Patients suffering from mild-to-moderate mental health problems also benefit through care close to home with dedicated clinics within the surgery. Primary care mental health workers at the practice show patients how to use useful techniques and tools to help address any difficulties they are experiencing, such as step-by-step guidance in working through cognitive behavioural therapy (CBT), selfhelp manuals and offering counselling using a person-centred approach.
The practice has received numerous awards in the past for their patient-centred approach to care, including a Gold Award from the Princess Royal Trust for Carers in 2006.
Professor David Haslam, President of the RCGP, said: “The Disability Care Award is not just about making sure patients can access services through automatic doors and hearing loops, although obviously these are very important. It is about rewarding GP practices who have taken a really strong stance and dedicated their time and energies to creating a focal point for the local community; where everyone, whether or not they feel they suffer from a disability, feels their problems can be understood and eased where possible.”

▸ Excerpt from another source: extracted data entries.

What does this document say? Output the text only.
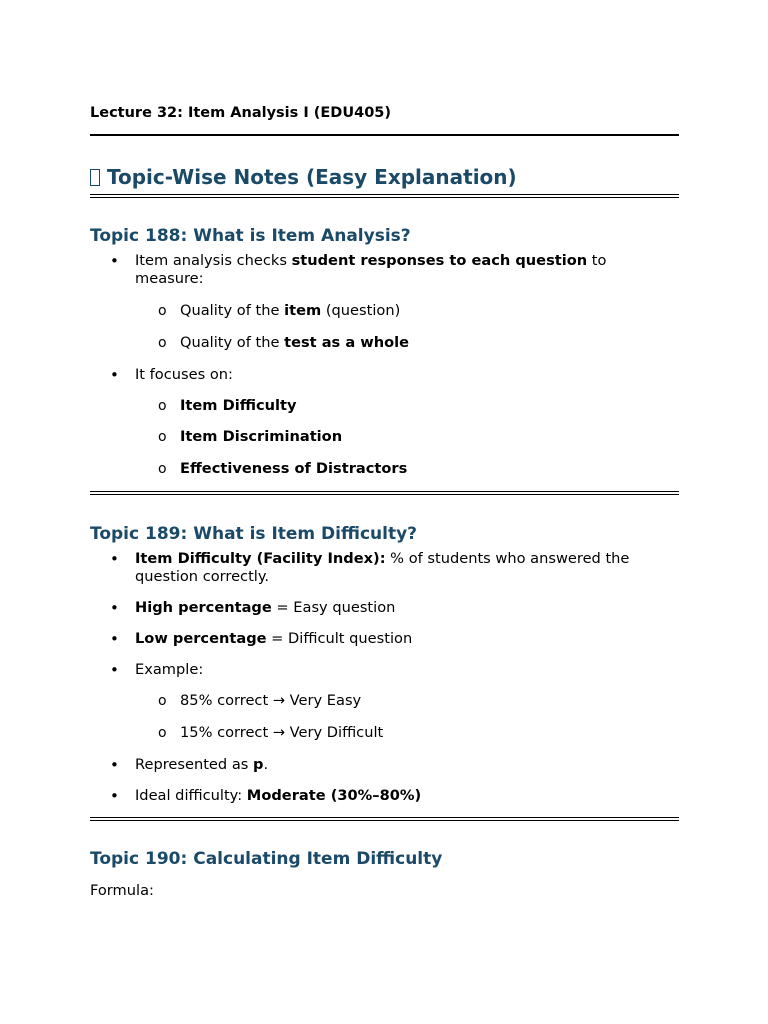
Lecture 32: Item Analysis I (EDU405)
Topic-Wise Notes (Easy Explanation)
Topic 188: What is Item Analysis?
• Item analysis checks student responses to each question to
measure:
o Quality of the item (question)
o Quality of the test as a whole
• It focuses on:
o Item Difficulty
o Item Discrimination
o Effectiveness of Distractors
Topic 189: What is Item Difficulty?
• Item Difficulty (Facility Index): % of students who answered the
question correctly.
• High percentage = Easy question
• Low percentage = Difficult question
• Example:
o 85% correct → Very Easy
o 15% correct → Very Difficult
• Represented as p.
• Ideal difficulty: Moderate (30%–80%)
Topic 190: Calculating Item Difficulty
Formula:
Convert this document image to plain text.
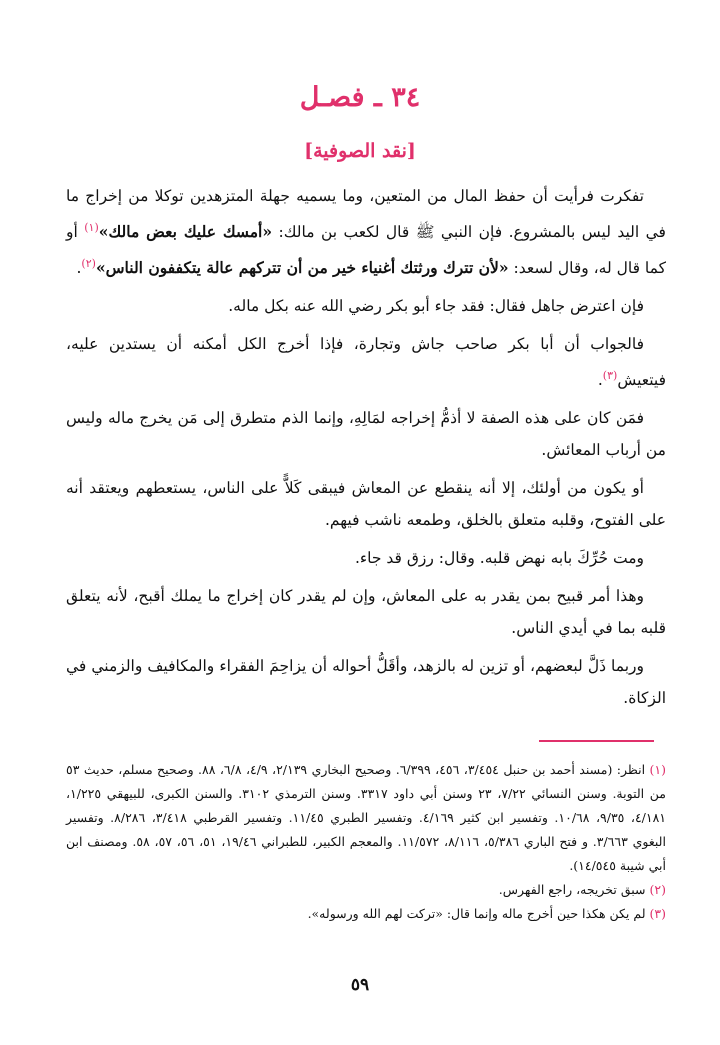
٣٤ ـ فصـل
[نقد الصوفية]

تفكرت فرأيت أن حفظ المال من المتعين، وما يسميه جهلة المتزهدين توكلا من إخراج ما في اليد ليس بالمشروع. فإن النبي ﷺ قال لكعب بن مالك: «أمسك عليك بعض مالك»$^{(١)}$ أو كما قال له، وقال لسعد: «لأن تترك ورثتك أغنياء خير من أن تتركهم عالة يتكففون الناس»$^{(٢)}$.

فإن اعترض جاهل فقال: فقد جاء أبو بكر رضي الله عنه بكل ماله.

فالجواب أن أبا بكر صاحب جاش وتجارة، فإذا أخرج الكل أمكنه أن يستدين عليه، فيتعيش$^{(٣)}$.

فمَن كان على هذه الصفة لا أذمُّ إخراجه لمَالِهِ، وإنما الذم متطرق إلى مَن يخرج ماله وليس من أرباب المعائش.

أو يكون من أولئك، إلا أنه ينقطع عن المعاش فيبقى كَلاًّ على الناس، يستعطهم ويعتقد أنه على الفتوح، وقلبه متعلق بالخلق، وطمعه ناشب فيهم.

ومت حُرِّكَ بابه نهض قلبه. وقال: رزق قد جاء.

وهذا أمر قبيح بمن يقدر به على المعاش، وإن لم يقدر كان إخراج ما يملك أقبح، لأنه يتعلق قلبه بما في أيدي الناس.

وربما ذَلَّ لبعضهم، أو تزين له بالزهد، وأقَلُّ أحواله أن يزاحِمَ الفقراء والمكافيف والزمني في الزكاة.

(١) انظر: (مسند أحمد بن حنبل ٣/٤٥٤، ٤٥٦، ٦/٣٩٩. وصحيح البخاري ٢/١٣٩، ٤/٩، ٦/٨، ٨٨. وصحيح مسلم، حديث ٥٣ من التوبة. وسنن النسائي ٧/٢٢، ٢٣ وسنن أبي داود ٣٣١٧. وسنن الترمذي ٣١٠٢. والسنن الكبرى، للبيهقي ١/٢٢٥، ٤/١٨١، ٩/٣٥، ١٠/٦٨. وتفسير ابن كثير ٤/١٦٩. وتفسير الطبري ١١/٤٥. وتفسير القرطبي ٣/٤١٨، ٨/٢٨٦. وتفسير البغوي ٣/٦٦٣. و فتح الباري ٥/٣٨٦، ٨/١١٦، ١١/٥٧٢. والمعجم الكبير، للطبراني ١٩/٤٦، ٥١، ٥٦، ٥٧، ٥٨. ومصنف ابن أبي شيبة ١٤/٥٤٥).

(٢) سبق تخريجه، راجع الفهرس.

(٣) لم يكن هكذا حين أخرج ماله وإنما قال: «تركت لهم الله ورسوله».

٥٩
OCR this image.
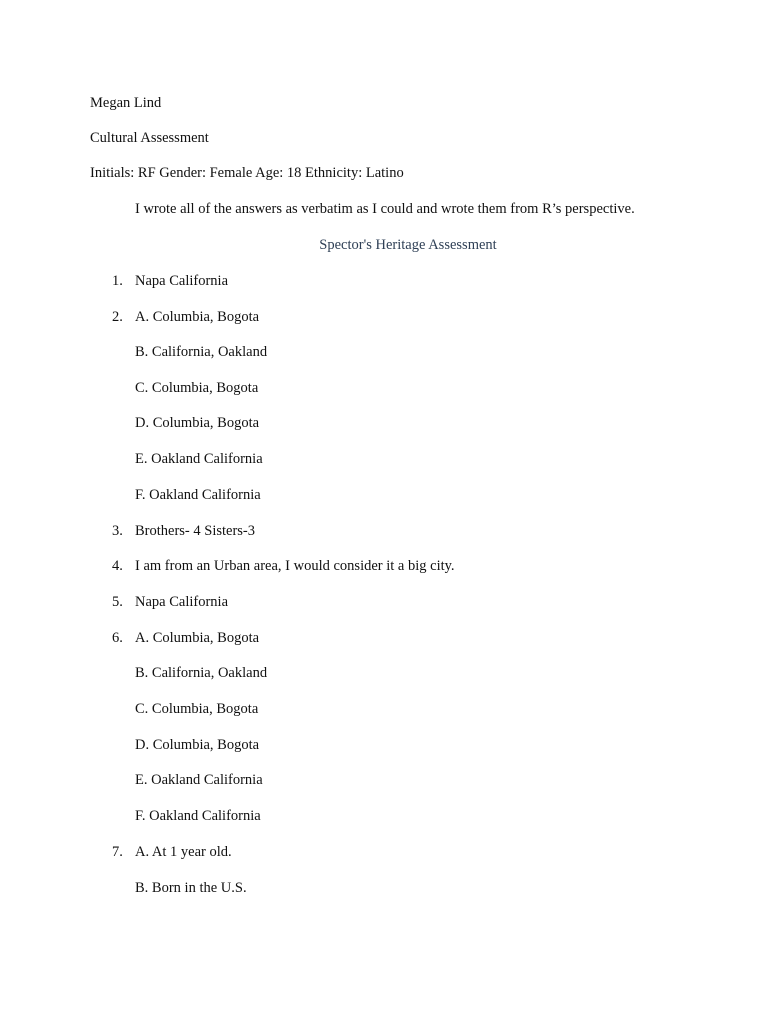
Megan Lind
Cultural Assessment
Initials: RF Gender: Female Age: 18 Ethnicity: Latino
I wrote all of the answers as verbatim as I could and wrote them from R’s perspective.
Spector's Heritage Assessment
1. Napa California
2. A. Columbia, Bogota
B. California, Oakland
C. Columbia, Bogota
D. Columbia, Bogota
E. Oakland California
F. Oakland California
3. Brothers- 4 Sisters-3
4. I am from an Urban area, I would consider it a big city.
5. Napa California
6. A. Columbia, Bogota
B. California, Oakland
C. Columbia, Bogota
D. Columbia, Bogota
E. Oakland California
F. Oakland California
7. A. At 1 year old.
B. Born in the U.S.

John Knight, Head of External Policy at Leonard Cheshire, said: “Elliott Hall Medical Centre really demonstrates good patient-centred care in their approach and also has strongly embedded community links. Through its links with the Princess Royal Trust for Carers there is also proactive support for carers.  There is strong evidence of disability awareness in their services and facilities for disabled patients. They also have a very good website.”
Dr Chris Jenner, GP Principal at Elliott Hall Medical Centre, is justly proud of their work, which they strive to build on year after year. Dr Jenner said: “The practice team and the Patients’ Association are very proud of the work we do together to support patients with disability. It is particularly satisfying that we were proposed for this award by a patient. This award and the prize money will help us to build on these achievements. We are always looking at ways of improving services.
“We are now planning to lobby patients with a wide range of disabilities to see what improvements to prioritise and will use the prize money to support these initiatives.”
The adjudicators were much impressed this year with the overall quality of applications. Whilst only one practice can be selected as a winner, the Village Medical Centre, Kingswood Way, Great Denham, Bedford, was highly commended. In particular, the panel praised the comprehensive information package, the transport systems to bring patients with their carer to the surgery and disability-friendly procedures. All these have been developed since the practice opened only a few years ago.